The full quote from writer Rob Shearman (“Dalek” from 2005, plus a number of spinoff works) came from Doctor Who Magazine. (h/t Den of Geek) “I go through phases; I have a real push/pull thing with the show,” he said. “At the moment, I’m in a ‘pull’ phase. It’s weird because the show is probably as dead as we’ve ever known it.” He says that Gatwa’s abrupt departure and the appearance of Piper with now further announcement had “put a full stop on things.”
I think that’s a fairly reasonable thing to assert, especially since the show really is in limbo until after the five-episode spinoff The War Between the Land and the Sea airs on Disney+ at some undisclosed time in 2026. But producer Jane Tranter, the former BBC exec who brought the show back in 2005 and who returned along with Russell T Davies, et al, for the Disney seasons, has taken exception to this.

“‘As dead as we’ve ever known.’ That’s really rude, actually. And really untrue,” Tranter said during an interview with BBC Radio Wales on Friday (via Deadline). “The plans for Doctor Who are really simply this: the BBC and BBC Studios had a partnership with Disney+ for 26 episodes. We are currently 21 episodes down into that 26-episode run. We have got another five episodes of The War Between The Land And The Sea to come. At some point after that, decisions will be made together with all of us about what the future of Doctor Who entails.”
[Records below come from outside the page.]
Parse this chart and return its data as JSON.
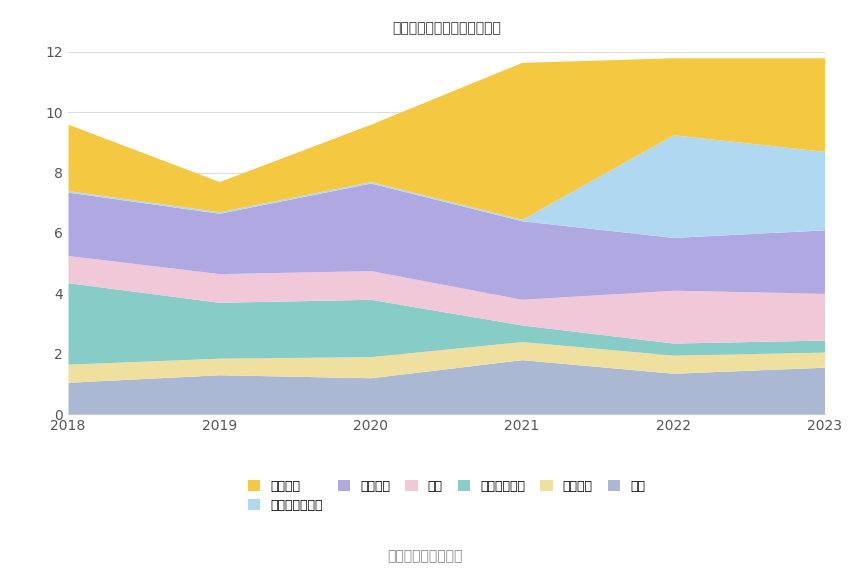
{
  "years": [
    2018,
    2019,
    2020,
    2021,
    2022,
    2023
  ],
  "series": {
    "其它": [
      1.05,
      1.3,
      1.2,
      1.8,
      1.35,
      1.55
    ],
    "固定资产": [
      0.6,
      0.55,
      0.7,
      0.6,
      0.6,
      0.5
    ],
    "其他流动资产": [
      2.7,
      1.85,
      1.9,
      0.55,
      0.4,
      0.4
    ],
    "存货": [
      0.9,
      0.95,
      0.95,
      0.85,
      1.75,
      1.55
    ],
    "应收账款": [
      2.1,
      2.0,
      2.9,
      2.6,
      1.75,
      2.1
    ],
    "交易性金融资产": [
      0.05,
      0.05,
      0.05,
      0.05,
      3.4,
      2.6
    ],
    "货币资金": [
      2.2,
      1.0,
      1.9,
      5.2,
      2.55,
      3.1
    ]
  },
  "colors": {
    "其它": "#aab8d4",
    "固定资产": "#f0e0a0",
    "其他流动资产": "#88ccc8",
    "存货": "#f0c8d8",
    "应收账款": "#b0a8e0",
    "交易性金融资产": "#b0d8f0",
    "货币资金": "#f5c842"
  },
  "title": "历年主要资产堆积图（亿元）",
  "ylim": [
    0,
    12
  ],
  "yticks": [
    0,
    2,
    4,
    6,
    8,
    10,
    12
  ],
  "source_text": "数据来源：恒生聚源",
  "bg_color": "#ffffff",
  "grid_color": "#dddddd",
  "title_fontsize": 14,
  "tick_fontsize": 10,
  "legend_fontsize": 9,
  "source_fontsize": 10,
  "legend_order": [
    "货币资金",
    "交易性金融资产",
    "应收账款",
    "存货",
    "其他流动资产",
    "固定资产",
    "其它"
  ]
}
No offense to Ms. Tranter, but this doesn’t really assuage any fears. We don’t have a release date for The War, only that originally it would air in November of this year and Disney bumped it to next year some time. So we have to wait until that airs and then “at some point after that,” the various parties—BBC, Disney, and Tranter’s Bad Wolf Studios—will make decisions. The momentum of the series, whatever that might have been, is certainly not chugging along. No one is making anything because they can’t. Russell T Davies himself even said he doesn’t know if the show will come back.
So, obviously Doctor Who is a valuable brand for the BBC. I don’t think the series will be gone for good or anything. But “as dead as we’ve ever known it” feels like a pretty apt term for where we are after 20 years of near-continuous production.